Jorge Clemente Diego é graduado em gastronomia pela Faculdade de Tecnologia Intensiva de Fortaleza, Ceará. Tem especialização em gestão de qualidade e segurança dos alimentos e em gastronomia e nutrição. Desenvolve pesquisas sobre os diálogos entre a gastronomia, a psicanálise e a antropologia. É, também, chef e proprietário do restaurante El Molino, em Fortaleza, especializado em culinária espanhola.

Jornalismo Especializado Unesp: O prazer gastronômico sempre existiu, desde os primórdios das civilizações, ou é algo que foi criado culturalmente?

Jorge Clemente Diego: Acho importante diferenciar/explicitar alguns termos antes de dar uma resposta. Se pensarmos em termos de “civilização”, ou seja, em processos civilizatórios de uma determinada sociedade, em um determinado tempo histórico, com todas as suas regras morais e éticas de comportamento e convívio social, não podemos dizer que o “prazer gastronômico” existe desde os primórdios das civilizações, mas que é anterior aos processos civilizatórios. Tomando como perspectiva a tese de Lévi Strauss em conjunto com a proposição psicanalítica de Freud, podemos pensar que o “prazer gastronômico” (o prazer de comer) surge quando o homem se apropria do ato de temperar e descobre o desejo (no caso, o desejo de comer pelo sabor, pelo paladar, e não apenas pelo instinto de sobrevivência).

Jornalismo Especializado Unesp: O prazer pela alimentação mudou, de alguma maneira, com o passar das gerações?
Jorge Clemente Diego: Com relação às evoluções do prazer gastronômico, sim. Se a cultura é algo mutante, e os povos são diferentes em todos os sentidos, porque não no caso da cultura alimentar? O prazer em si é algo subjetivo: o gosto de comer determinado alimento é da ordem do sujeito em uma determinada cultura.

Jornalismo Especializado Unesp: A psicanálise explica, de alguma forma, os sentimentos que temos ao comer algum alimento (além das sensações, gostos e cheiros)?

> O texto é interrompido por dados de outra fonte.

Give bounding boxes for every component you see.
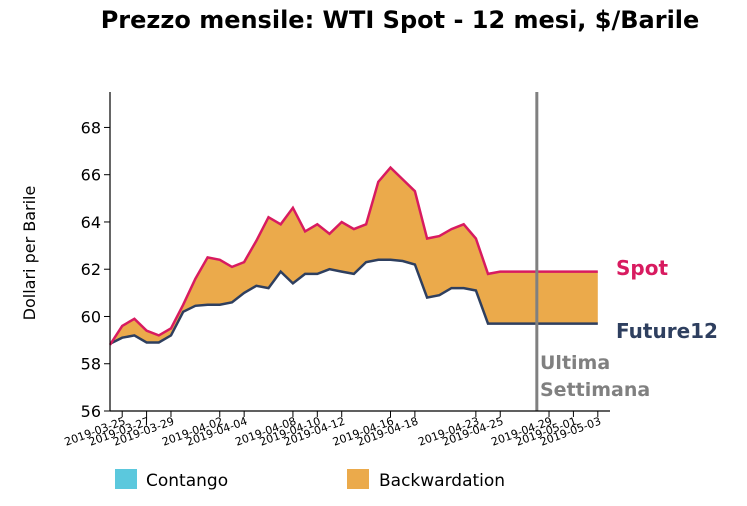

Jorge Clemente Diego: As sensações prazerosas, de acordo com a psicanálise, estão ligadas a vivências anteriores, em épocas primeiras do desenvolvimento de uma pessoa que assumem uma significância positiva. Quantas vezes escutam-se comentários de comensais que associam o sabor de um determinado alimento à doçura, a cheiros, à lembrança de uma infância feliz? É clássica a cena do crítico gastronômico no filme Ratatouille (2007) rendendo-se ao prazer quando degusta o prato servido. Na verdade, o que está sendo prazeroso, para além de um prato bem elaborado, bem apresentado, feito com ótimos ingredientes, é o calor, a felicidade rememorada pelo crítico. A comida transporta o sujeito para outro tempo, para outro espaço. Neste sentido, a gastronomia é transporte, é veículo.

Jornalismo Especializado Unesp: Em um de seus artigos, o senhor comenta sobre a importância dos chefs ligarem suas técnicas culinárias com o amor. Por que isso é importante? O que o afeto acrescenta na gastronomia?

Jorge Clemente Diego: O prazer que o chef gastrônomo quer proporcionar ao seu comensal vem do amor embutido no prato, do amor da arte gastronômica oferecida subjetivamente, não do amor técnico. Em gastronomia, o verbo é sentir, emocionar-se. Para isso, estão os cozinheiros, chefs e gastrônomos que, unindo técnicas e cuidados aliados à culinária com seu amor, são capazes de produzir prazer que, com certeza, norteará o deleite final do comensal. Na verdade, isso é uma proposta. Uma sugestão de perspectiva ou uma constatação de nossa experiência. Não se trata de uma regra. Quantos cozinheiros cozinham sem alma, sem prazer, sem libido, sem arte? Dar de comer a uma pessoa é definitivamente mais que nutrir, mas muitos podem pensar de forma diferente.